Couldn’t find them online so I wrote an email to an online shop that already sells HiWin products for a fair price. They were kind enough to order me the pre-tensioned variant. I’ll post an update once I tested the new ones.
Update #2: I designed an improved bed mount that I got machined using Xeometrys service. To be honest, to machining quality could be a lot better and is below what they specify but the part will still be able to perform accordingly so I decided to not file a complaint. With the new bed mount the z-axis is almost rock solid. You can still move it slightly in XY-direction with your finger, however during prints the wobble is completely gone. I am currently running at jerk values of 1200 mm/min and accelerations of 3000 mm/s². Without testing the limits I think I could go higher.
The new print bed also improves the stiffness in the z-direction. Placing a 950g weight at the center of the bed causes a max. deviation of ~0.10mm of the bed. The deviation was measured at the front edge of the bed where the highest displacement takes place.
Update #1: The print table is a lot more stable now, thanks to the pre-tensioned guide blocks. It’s still not super rigid but seems OK for the job. The remaining wobble might originate from the design again. The top plate that attaches to the z-screw should keep the arms stiff and in place.
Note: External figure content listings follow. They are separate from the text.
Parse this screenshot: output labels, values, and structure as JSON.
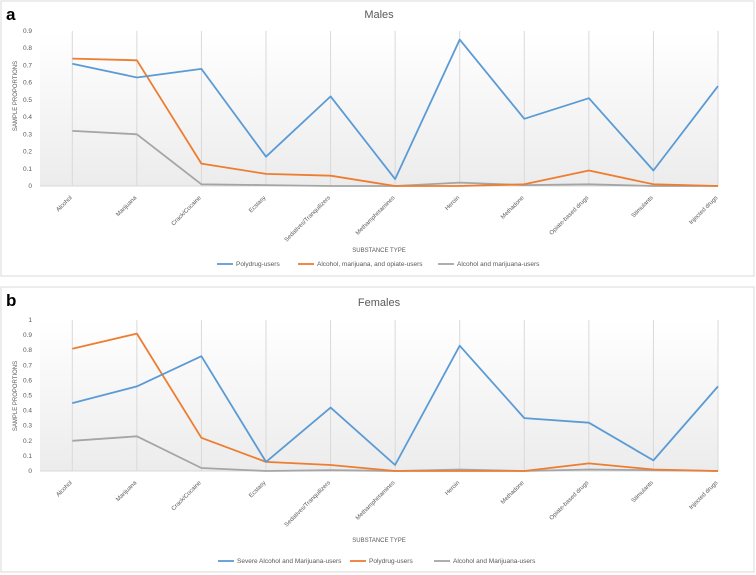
{
  "figure": {
    "panel_labels": [
      "a",
      "b"
    ]
  },
  "colors": {
    "blue": "#5b9bd5",
    "orange": "#ed7d31",
    "gray": "#a5a5a5",
    "axis_text": "#595959",
    "panel_border": "#d9d9d9",
    "grid": "#d9d9d9",
    "plot_bg_top": "#ffffff",
    "plot_bg_bottom": "#ececec"
  },
  "chart_data": [
    {
      "type": "line",
      "panel": "a",
      "title": "Males",
      "xlabel": "SUBSTANCE TYPE",
      "ylabel": "SAMPLE PROPORTIONS",
      "ylim": [
        0,
        0.9
      ],
      "yticks": [
        "0",
        "0.1",
        "0.2",
        "0.3",
        "0.4",
        "0.5",
        "0.6",
        "0.7",
        "0.8",
        "0.9"
      ],
      "grid": "vertical",
      "legend_position": "bottom",
      "categories": [
        "Alcohol",
        "Marijuana",
        "Crack/Cocaine",
        "Ecstasy",
        "Sedatives/Tranquilizers",
        "Methamphetamines",
        "Heroin",
        "Methadone",
        "Opiate-based drugs",
        "Stimulants",
        "Injected drugs"
      ],
      "series": [
        {
          "name": "Polydrug-users",
          "color": "blue",
          "values": [
            0.71,
            0.63,
            0.68,
            0.17,
            0.52,
            0.04,
            0.85,
            0.39,
            0.51,
            0.09,
            0.58
          ]
        },
        {
          "name": "Alcohol, marijuana, and opiate-users",
          "color": "orange",
          "values": [
            0.74,
            0.73,
            0.13,
            0.07,
            0.06,
            0.0,
            0.0,
            0.01,
            0.09,
            0.01,
            0.0
          ]
        },
        {
          "name": "Alcohol and marijuana-users",
          "color": "gray",
          "values": [
            0.32,
            0.3,
            0.01,
            0.005,
            0.0,
            0.0,
            0.02,
            0.005,
            0.01,
            0.0,
            0.0
          ]
        }
      ]
    },
    {
      "type": "line",
      "panel": "b",
      "title": "Females",
      "xlabel": "SUBSTANCE TYPE",
      "ylabel": "SAMPLE PROPORTIONS",
      "ylim": [
        0,
        1
      ],
      "yticks": [
        "0",
        "0.1",
        "0.2",
        "0.3",
        "0.4",
        "0.5",
        "0.6",
        "0.7",
        "0.8",
        "0.9",
        "1"
      ],
      "grid": "vertical",
      "legend_position": "bottom",
      "categories": [
        "Alcohol",
        "Marijuana",
        "Crack/Cocaine",
        "Ecstasy",
        "Sedatives/Tranquilizers",
        "Methamphetamines",
        "Heroin",
        "Methadone",
        "Opiate-based drugs",
        "Stimulants",
        "Injected drugs"
      ],
      "series": [
        {
          "name": "Severe Alcohol and Marijuana-users",
          "color": "blue",
          "values": [
            0.45,
            0.56,
            0.76,
            0.06,
            0.42,
            0.04,
            0.83,
            0.35,
            0.32,
            0.07,
            0.56
          ]
        },
        {
          "name": "Polydrug-users",
          "color": "orange",
          "values": [
            0.81,
            0.91,
            0.22,
            0.06,
            0.04,
            0.0,
            0.0,
            0.0,
            0.05,
            0.01,
            0.0
          ]
        },
        {
          "name": "Alcohol and Marijuana-users",
          "color": "gray",
          "values": [
            0.2,
            0.23,
            0.02,
            0.0,
            0.005,
            0.0,
            0.01,
            0.0,
            0.01,
            0.005,
            0.0
          ]
        }
      ]
    }
  ]
}
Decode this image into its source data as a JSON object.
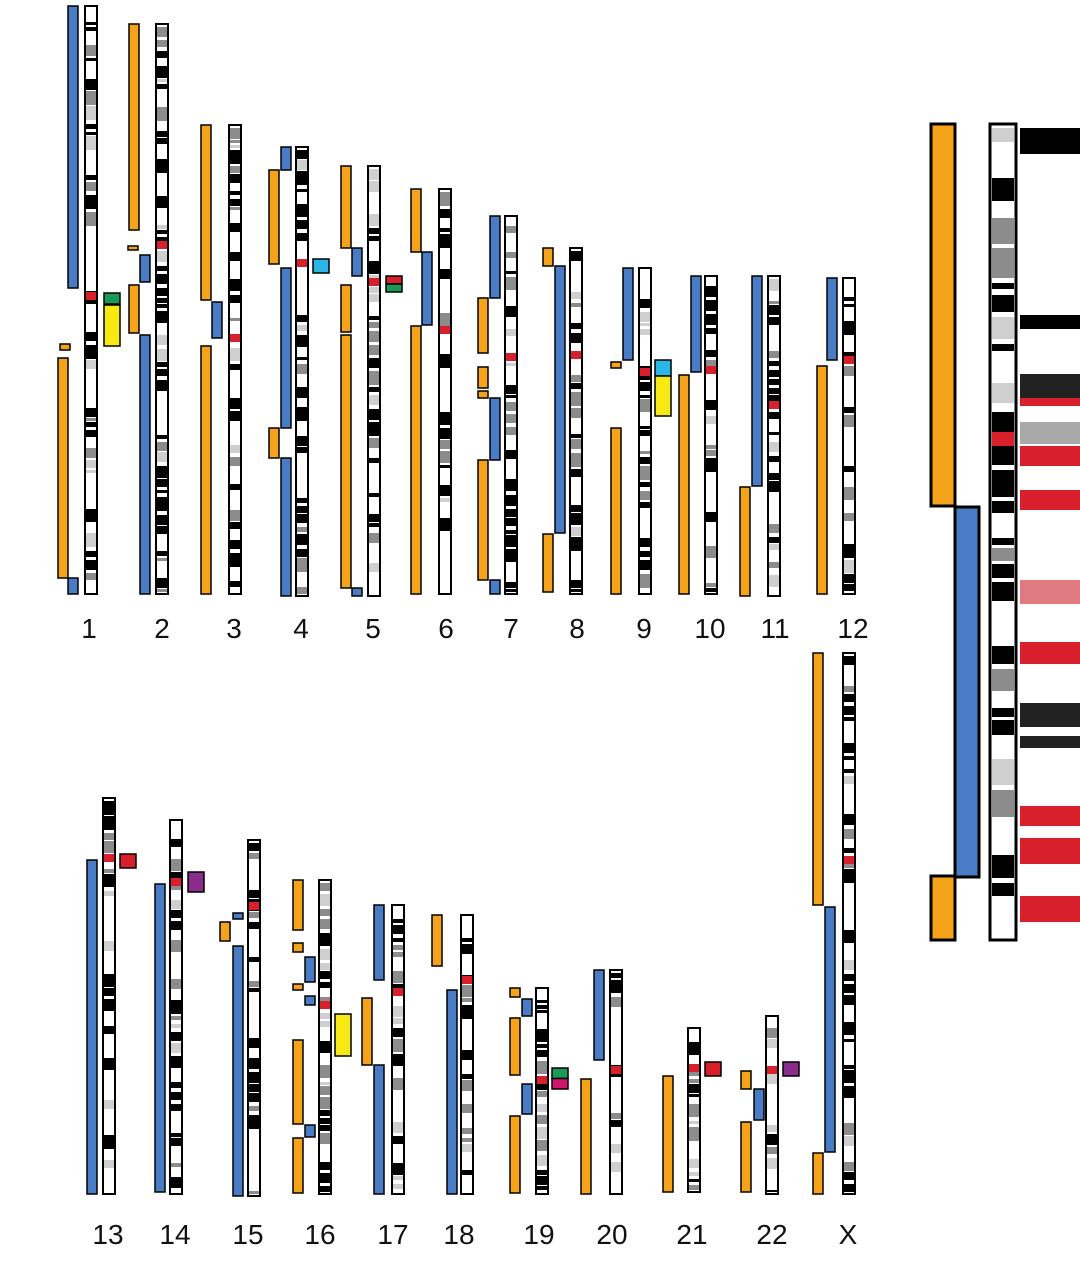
{
  "colors": {
    "orange": "#f5a31a",
    "blue": "#4a7cc5",
    "red": "#d8202c",
    "green": "#1b9a57",
    "magenta": "#d0166f",
    "cyan": "#2bb7e5",
    "yellow": "#f7ea14",
    "purple": "#8a2c8c",
    "black": "#000000",
    "gray": "#8c8c8c",
    "light_gray": "#cfcfcf"
  },
  "legend": {},
  "chromosomes": [
    {
      "label": "1"
    },
    {
      "label": "2"
    },
    {
      "label": "3"
    },
    {
      "label": "4"
    },
    {
      "label": "5"
    },
    {
      "label": "6"
    },
    {
      "label": "7"
    },
    {
      "label": "8"
    },
    {
      "label": "9"
    },
    {
      "label": "10"
    },
    {
      "label": "11"
    },
    {
      "label": "12"
    },
    {
      "label": "13"
    },
    {
      "label": "14"
    },
    {
      "label": "15"
    },
    {
      "label": "16"
    },
    {
      "label": "17"
    },
    {
      "label": "18"
    },
    {
      "label": "19"
    },
    {
      "label": "20"
    },
    {
      "label": "21"
    },
    {
      "label": "22"
    },
    {
      "label": "X"
    }
  ],
  "detail_view": {
    "chromosome": "X"
  }
}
The print surface is 6mm thick but only mounted using three screws. The design allows for the print-bed to slightly shift, which partly leads to the described wobble effect in XY-direction. Some additional stiffeners in X-configuration mounted further upfront should finally minimize the movement.
Replacing the stock E3D v6 fan with a Noctua one made a massive difference. The radial part cooling fan does a good job at cooling and producing air pressure, however it vibrates a lot at max RPM. The good thing is that ~40-50% fan speed seems to be enough for PLA.
Most gantry movements are quiet. However there are some vibrations when it’s moving in certain directions. I checked everything but couldn’t identify the exact problem. My best guess is that either the bearing block or the gantry beam are the root cause. The bearing block is not pre-tensioned, so it could be that the bearing balls are starting to vibrate during specific movements. My other guess is that due to the length and design of the gantry beam (three parts including extruded profile) hit some resonance frequency. I’ll try to re-align the two Y-Rails with a dial gauge and adjust the belt tension so it is “perfectly” equal on both belts. We’ll see how that changes the noise level. Big printers/structures always tend to be louder during operation than smaller ones.
All in all, I am already very pleased with the noise level. I tested the printer within a closed kitchen cabinet and behind the closed kitchen door. The result is you can barely hear it. Only slightly when operated at speeds that hit the resonance frequency of my frame (~55mm/s).